An illustration of 6 scientists working on DNA

As researchers are able to engineer larger and larger genomes, collaborations are necessarily larger and more complex. "Organizing genome engineering for the gigabase scale" provides a framework for efficiencies in workflows and data management, and ethical, legal, and contractual matters to help scientific collaborations realize efficiencies in large-scale projects. 

In a recent Perspectives article in Nature Communications, NIST’s Elizabeth Strychalski and co-authors from industry and academia offer a framework for engineering whole genomes of organisms.

Since the turn of this century, as researchers have progressed from engineering the genomes of tiny viruses to more complex bacteria, the necessary collaborations have grown correspondingly larger and more complex. The synthetic polio virus—7,500 base pairs long—required three researchers to complete back in 2002. The soon-to-be completed synthetic yeast genome, at more than 12 million base pairs, has required nearly 175 collaborators. Strychalski and authors estimate that the billions of base pairs in mammals’ DNA will require about 500 researchers to engineer—unless research teams adopt efficiencies.

The challenges of large-scale scientific endeavors extend beyond the work in the lab to design and assemble a genome, to managing workflows and data, to legal and contractual matters. The fields of physics and astronomy have resolved similar issues to build their supercolliders and space telescopes; In the field of biology, only the Human Genome Project, which decoded our DNA, has been a similarly massive effort.
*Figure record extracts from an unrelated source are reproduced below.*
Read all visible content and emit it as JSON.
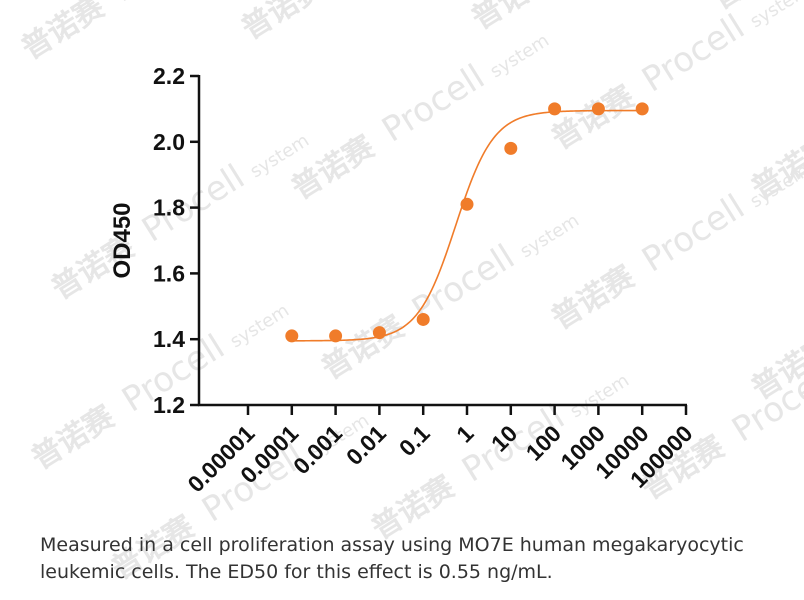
{
  "chart_data": {
    "type": "scatter",
    "ylabel": "OD450",
    "xlabel": "",
    "x_scale": "log",
    "x_ticks": [
      1e-05,
      0.0001,
      0.001,
      0.01,
      0.1,
      1,
      10,
      100,
      1000,
      10000,
      100000
    ],
    "x_tick_labels": [
      "0.00001",
      "0.0001",
      "0.001",
      "0.01",
      "0.1",
      "1",
      "10",
      "100",
      "1000",
      "10000",
      "100000"
    ],
    "ylim": [
      1.2,
      2.2
    ],
    "y_ticks": [
      1.2,
      1.4,
      1.6,
      1.8,
      2.0,
      2.2
    ],
    "y_tick_labels": [
      "1.2",
      "1.4",
      "1.6",
      "1.8",
      "2.0",
      "2.2"
    ],
    "grid": false,
    "series": [
      {
        "color": "#F07C2A",
        "points": [
          {
            "x": 0.0001,
            "y": 1.41
          },
          {
            "x": 0.001,
            "y": 1.41
          },
          {
            "x": 0.01,
            "y": 1.42
          },
          {
            "x": 0.1,
            "y": 1.46
          },
          {
            "x": 1,
            "y": 1.81
          },
          {
            "x": 10,
            "y": 1.98
          },
          {
            "x": 100,
            "y": 2.1
          },
          {
            "x": 1000,
            "y": 2.1
          },
          {
            "x": 10000,
            "y": 2.1
          }
        ],
        "fit_curve": {
          "bottom": 1.395,
          "top": 2.095,
          "ec50": 0.55,
          "hill": 1.0
        }
      }
    ]
  },
  "caption": "Measured in a cell proliferation assay using MO7E human megakaryocytic leukemic cells. The ED50 for this effect is 0.55 ng/mL.",
  "watermark": {
    "cn": "普诺赛",
    "en": "Procell",
    "small": "system",
    "color": "#e6e6e6"
  }
}
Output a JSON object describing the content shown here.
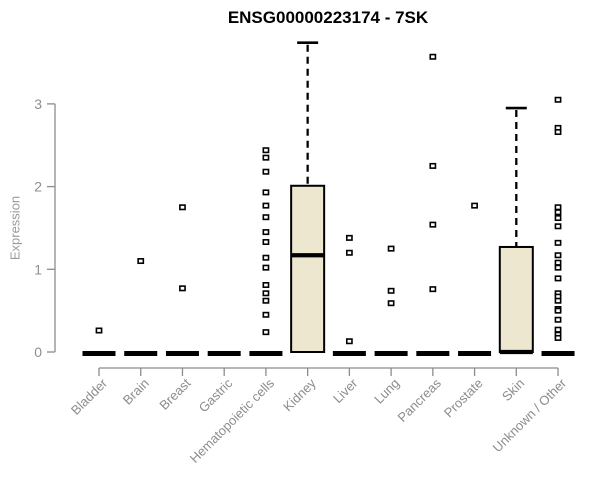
{
  "title": "ENSG00000223174 - 7SK",
  "colors": {
    "background": "#ffffff",
    "title_text": "#000000",
    "axis_line": "#8c8c8c",
    "tick_label": "#8b8f96",
    "category_label": "#8c8c8c",
    "y_axis_title": "#9a9a9a",
    "box_fill": "#ede7d0",
    "box_stroke": "#000000",
    "median_line": "#000000",
    "outlier_fill": "#ffffff",
    "outlier_stroke": "#000000"
  },
  "chart_data": {
    "type": "boxplot",
    "title": "ENSG00000223174 - 7SK",
    "xlabel": "",
    "ylabel": "Expression",
    "ylim": [
      0,
      3.8
    ],
    "yticks": [
      0,
      1,
      2,
      3
    ],
    "grid": false,
    "legend": "none",
    "categories": [
      "Bladder",
      "Brain",
      "Breast",
      "Gastric",
      "Hematopoietic cells",
      "Kidney",
      "Liver",
      "Lung",
      "Pancreas",
      "Prostate",
      "Skin",
      "Unknown / Other"
    ],
    "series": [
      {
        "name": "Bladder",
        "q1": 0,
        "median": 0,
        "q3": 0,
        "whisker_low": 0,
        "whisker_high": 0,
        "outliers": [
          0.26
        ]
      },
      {
        "name": "Brain",
        "q1": 0,
        "median": 0,
        "q3": 0,
        "whisker_low": 0,
        "whisker_high": 0,
        "outliers": [
          1.1
        ]
      },
      {
        "name": "Breast",
        "q1": 0,
        "median": 0,
        "q3": 0,
        "whisker_low": 0,
        "whisker_high": 0,
        "outliers": [
          1.75,
          0.77
        ]
      },
      {
        "name": "Gastric",
        "q1": 0,
        "median": 0,
        "q3": 0,
        "whisker_low": 0,
        "whisker_high": 0,
        "outliers": []
      },
      {
        "name": "Hematopoietic cells",
        "q1": 0,
        "median": 0,
        "q3": 0,
        "whisker_low": 0,
        "whisker_high": 0,
        "outliers": [
          2.44,
          2.35,
          2.18,
          1.93,
          1.77,
          1.63,
          1.45,
          1.33,
          1.14,
          1.02,
          0.81,
          0.71,
          0.62,
          0.45,
          0.24
        ]
      },
      {
        "name": "Kidney",
        "q1": 0,
        "median": 1.17,
        "q3": 2.01,
        "whisker_low": 0,
        "whisker_high": 3.74,
        "outliers": []
      },
      {
        "name": "Liver",
        "q1": 0,
        "median": 0,
        "q3": 0,
        "whisker_low": 0,
        "whisker_high": 0,
        "outliers": [
          1.38,
          1.2,
          0.13
        ]
      },
      {
        "name": "Lung",
        "q1": 0,
        "median": 0,
        "q3": 0,
        "whisker_low": 0,
        "whisker_high": 0,
        "outliers": [
          1.25,
          0.74,
          0.59
        ]
      },
      {
        "name": "Pancreas",
        "q1": 0,
        "median": 0,
        "q3": 0,
        "whisker_low": 0,
        "whisker_high": 0,
        "outliers": [
          3.57,
          2.25,
          1.54,
          0.76
        ]
      },
      {
        "name": "Prostate",
        "q1": 0,
        "median": 0,
        "q3": 0,
        "whisker_low": 0,
        "whisker_high": 0,
        "outliers": [
          1.77
        ]
      },
      {
        "name": "Skin",
        "q1": 0,
        "median": 0,
        "q3": 1.27,
        "whisker_low": 0,
        "whisker_high": 2.95,
        "outliers": []
      },
      {
        "name": "Unknown / Other",
        "q1": 0,
        "median": 0,
        "q3": 0,
        "whisker_low": 0,
        "whisker_high": 0,
        "outliers": [
          3.05,
          2.71,
          2.66,
          1.75,
          1.69,
          1.62,
          1.52,
          1.32,
          1.17,
          1.08,
          1.02,
          0.89,
          0.71,
          0.67,
          0.62,
          0.52,
          0.5,
          0.39,
          0.27,
          0.21,
          0.17
        ]
      }
    ]
  }
}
Nearly 3,000 researchers shared authorship on the article in Nature revealing the reading of the human genome’s “first draft.”

The intent of the Nature Communications article, says Strychalski, is “to break down the ambitious goal of engineering a large genome into tractable pieces that take place in individual labs.” The article gives guidance for using existing or developing new “technologies, repositories, standards, and frameworks,” according to the authors.

The authors’ recommendations span the entire “design, build, test, learn” cycle of genome engineering, including

  • Automate more steps
  • Consistently annotate reference genomes, so that engineers understand what functions are likely to be affected when genes are edited
  • Adopt, extend, and develop new formats for designing and encoding genetic sequences
  • Adopt successful practices from biomanufacturing for data sharing and management
  • Develop new and formalize current metrics for the fitness of engineered organisms
  • Extend biology’s computational modelling tools to help practitioners learn from others' engineering efforts
  • Adopt and develop tools for managing workflows and protocols
  • Develop frameworks for managing intellectual property and material transfers
  • Address the ethical, legal, and societal implications of genome engineering projects as early as possible

The authors point out that other scientific communities have already successfully navigated similar challenges, and so genome engineers should seek to adopt solutions from the aerospace and semiconductor industries, as examples.

“What kinds of projects are possible if you can organize at scale?” asks Strychalski.